The script will output:
1. Data loading and preprocessing information
2. Gram matrix computation progress and statistics
3. SVR training progress
4. Model performance metrics (MSE, MAE, MAPE, R²)
5. Sample predictions
6. Model summary
7. Visualization plots

## Performance Considerations

### Data Management
- Bitcoin data is automatically cached to avoid re-downloading
- Cache expires after 7 days by default (configurable)
- Data validation ensures quality and completeness
- Multiple fallback sources for reliable downloads

### Computation Time
- Gram matrix computation is the most time-consuming part
- Scales quadratically with number of samples
- Use smaller `order` for faster computation during development

### Memory Usage
- Gram matrices can be large for many samples
- Consider using smaller datasets for initial testing
- Test script uses synthetic data and fewer samples

### GPU Acceleration
- Automatically uses CUDA if available
- Falls back to CPU if GPU not available
- JAX compilation provides significant speedup

## Hyperparameter Optimization

The current implementation uses reasonable defaults, but you can optimize:

1. **PowerSigJax order**: Try values 8, 16, 32 (higher = more accurate)
2. **SVR C parameter**: Try values 0.1, 1.0, 10.0, 100.0
3. **SVR epsilon**: Try values 0.01, 0.1, 0.5
4. **Window size**: Try values 20, 36, 50 days
5. **Target horizon**: Currently 2 days, could be extended to 3-7 days

## Extensions

### Multi-feature Input
Currently uses only closing prices.
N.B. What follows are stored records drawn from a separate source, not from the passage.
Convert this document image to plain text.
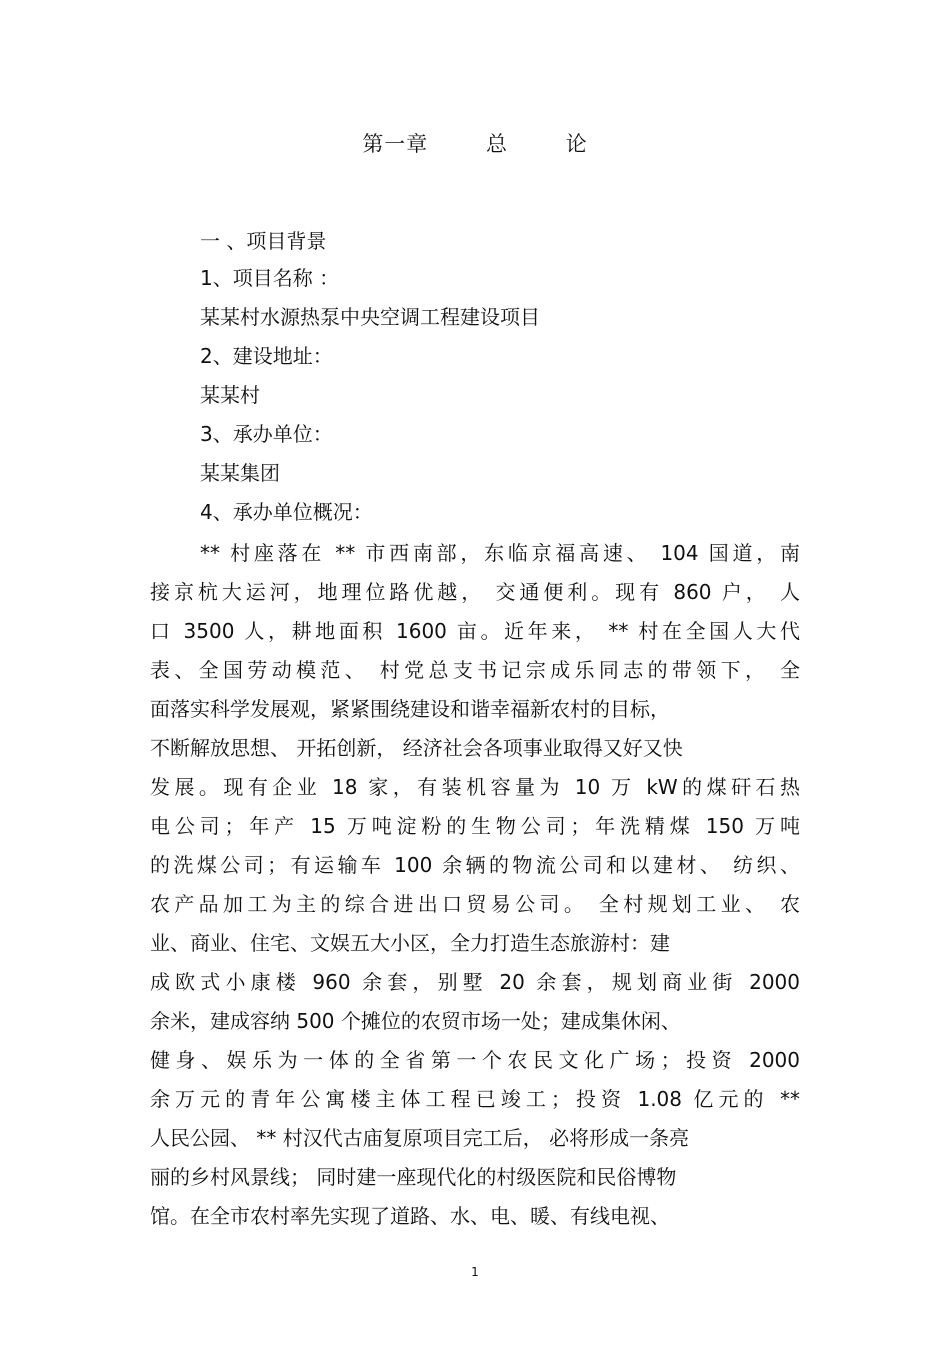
第一章　 总　 论
一 、项目背景
1、项目名称 ：
某某村水源热泵中央空调工程建设项目
2、建设地址：
某某村
3、承办单位：
某某集团
4、承办单位概况：
** 村座落在 ** 市西南部，东临京福高速、 104 国道，南
接京杭大运河，地理位路优越， 交通便利。现有 860 户， 人
口 3500 人，耕地面积 1600 亩。近年来， ** 村在全国人大代
表、全国劳动模范、 村党总支书记宗成乐同志的带领下， 全
面落实科学发展观，紧紧围绕建设和谐幸福新农村的目标，
不断解放思想、 开拓创新， 经济社会各项事业取得又好又快
发展。现有企业 18 家，有装机容量为 10 万 kW的煤矸石热
电公司；年产 15 万吨淀粉的生物公司；年洗精煤 150 万吨
的洗煤公司；有运输车 100 余辆的物流公司和以建材、 纺织、
农产品加工为主的综合进出口贸易公司。 全村规划工业、 农
业、商业、住宅、文娱五大小区，全力打造生态旅游村：建
成欧式小康楼 960 余套，别墅 20 余套，规划商业街 2000
余米，建成容纳 500 个摊位的农贸市场一处；建成集休闲、
健身、娱乐为一体的全省第一个农民文化广场；投资 2000
余万元的青年公寓楼主体工程已竣工；投资 1.08 亿元的 **
人民公园、 ** 村汉代古庙复原项目完工后， 必将形成一条亮
丽的乡村风景线； 同时建一座现代化的村级医院和民俗博物
馆。在全市农村率先实现了道路、水、电、暖、有线电视、
1
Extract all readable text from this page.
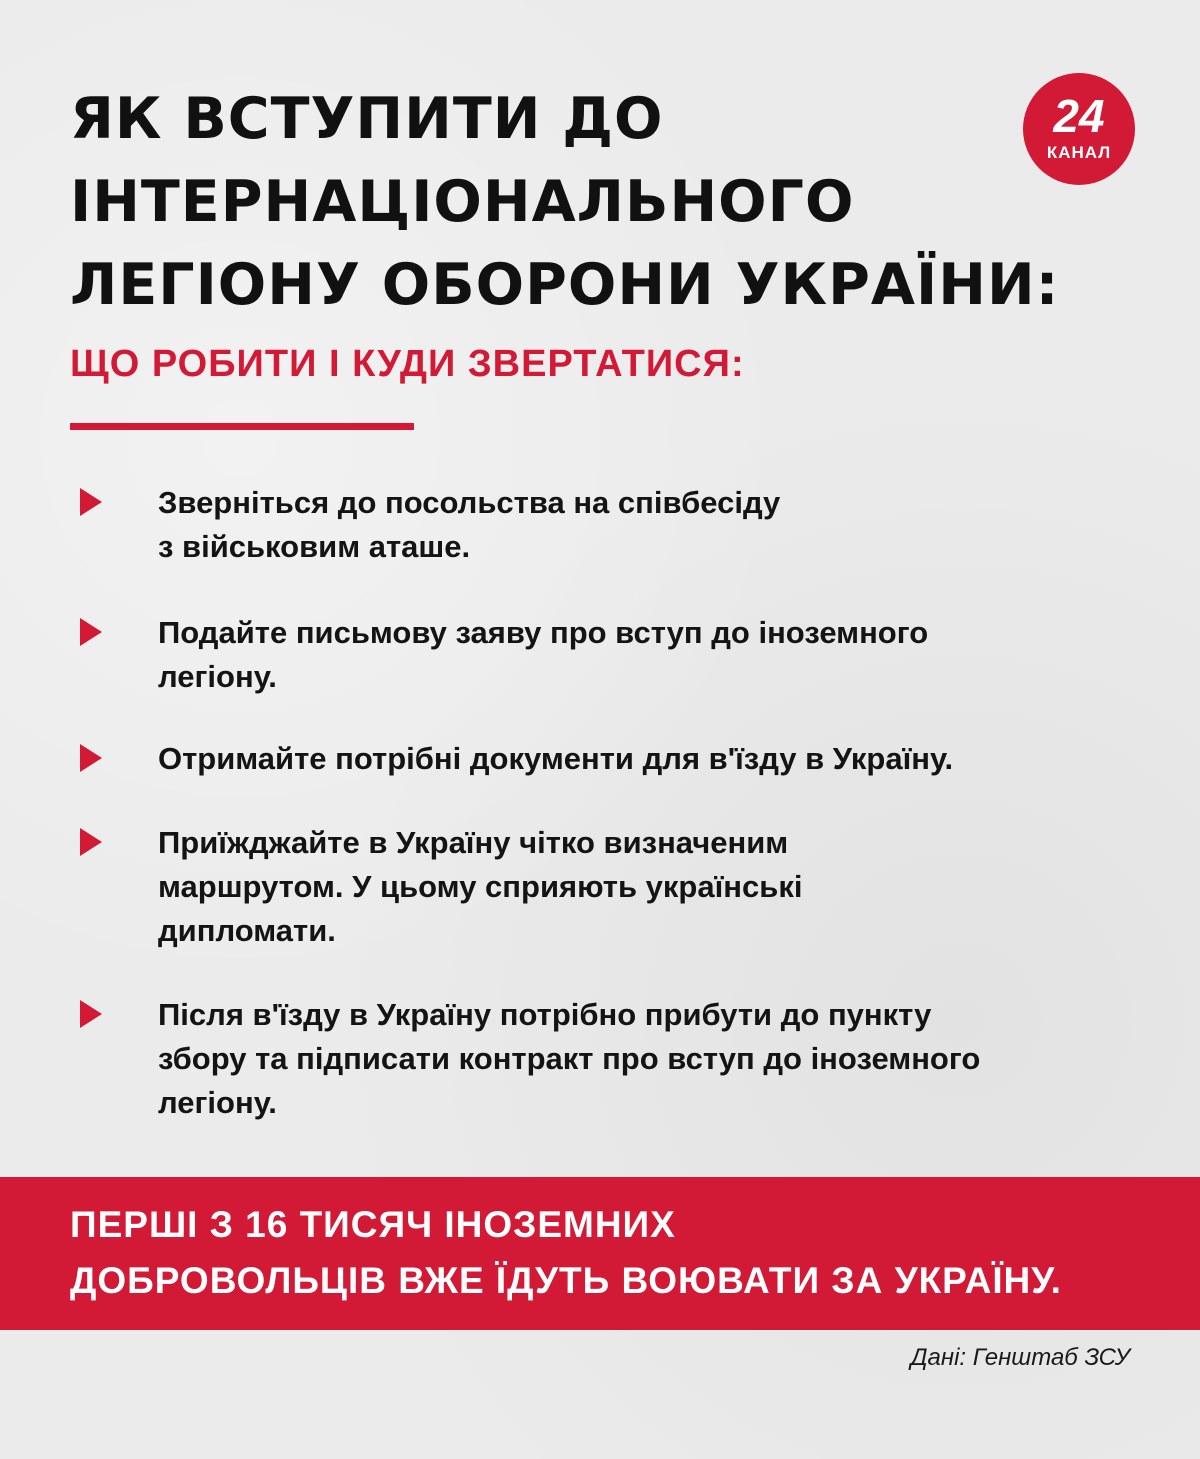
ЯК ВСТУПИТИ ДО
ІНТЕРНАЦІОНАЛЬНОГО
ЛЕГІОНУ ОБОРОНИ УКРАЇНИ:
24
КАНАЛ
ЩО РОБИТИ І КУДИ ЗВЕРТАТИСЯ:
Зверніться до посольства на співбесіду
з військовим аташе.
Подайте письмову заяву про вступ до іноземного
легіону.
Отримайте потрібні документи для в'їзду в Україну.
Приїжджайте в Україну чітко визначеним
маршрутом. У цьому сприяють українські
дипломати.
Після в'їзду в Україну потрібно прибути до пункту
збору та підписати контракт про вступ до іноземного
легіону.
ПЕРШІ З 16 ТИСЯЧ ІНОЗЕМНИХ
ДОБРОВОЛЬЦІВ ВЖЕ ЇДУТЬ ВОЮВАТИ ЗА УКРАЇНУ.
Дані: Генштаб ЗСУ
Can be extended to include:
- Open, High, Low prices
- Volume data
- Technical indicators

### Dynamic Kernel
The current implementation uses static kernels. Can be extended to:
- Implement dynamic signature kernels
- Use different kernel types
- Add kernel hyperparameters

### Ensemble Methods
Can be combined with:
- Multiple window sizes
- Different feature sets
- Other kernel methods

## References

- Chris Salvi's work on signature kernels for time series prediction
- PowerSigJax implementation details
- SVR with custom kernels in scikit-learn

## Troubleshooting

### Common Issues

1. **Import Error**: Make sure PowerSigJax is properly installed
2. **CUDA Error**: Falls back to CPU automatically
3. **Memory Error**: Use smaller dataset or reduce order
4. **Slow Computation**: Use test script first, reduce order

### Performance Tips

1. Start with test script to verify setup
2. Use smaller order (8) for development
3. Use synthetic data for initial testing
4. Monitor memory usage with large datasets

## License

This example is part of the PowerSigJax project and follows the same license terms.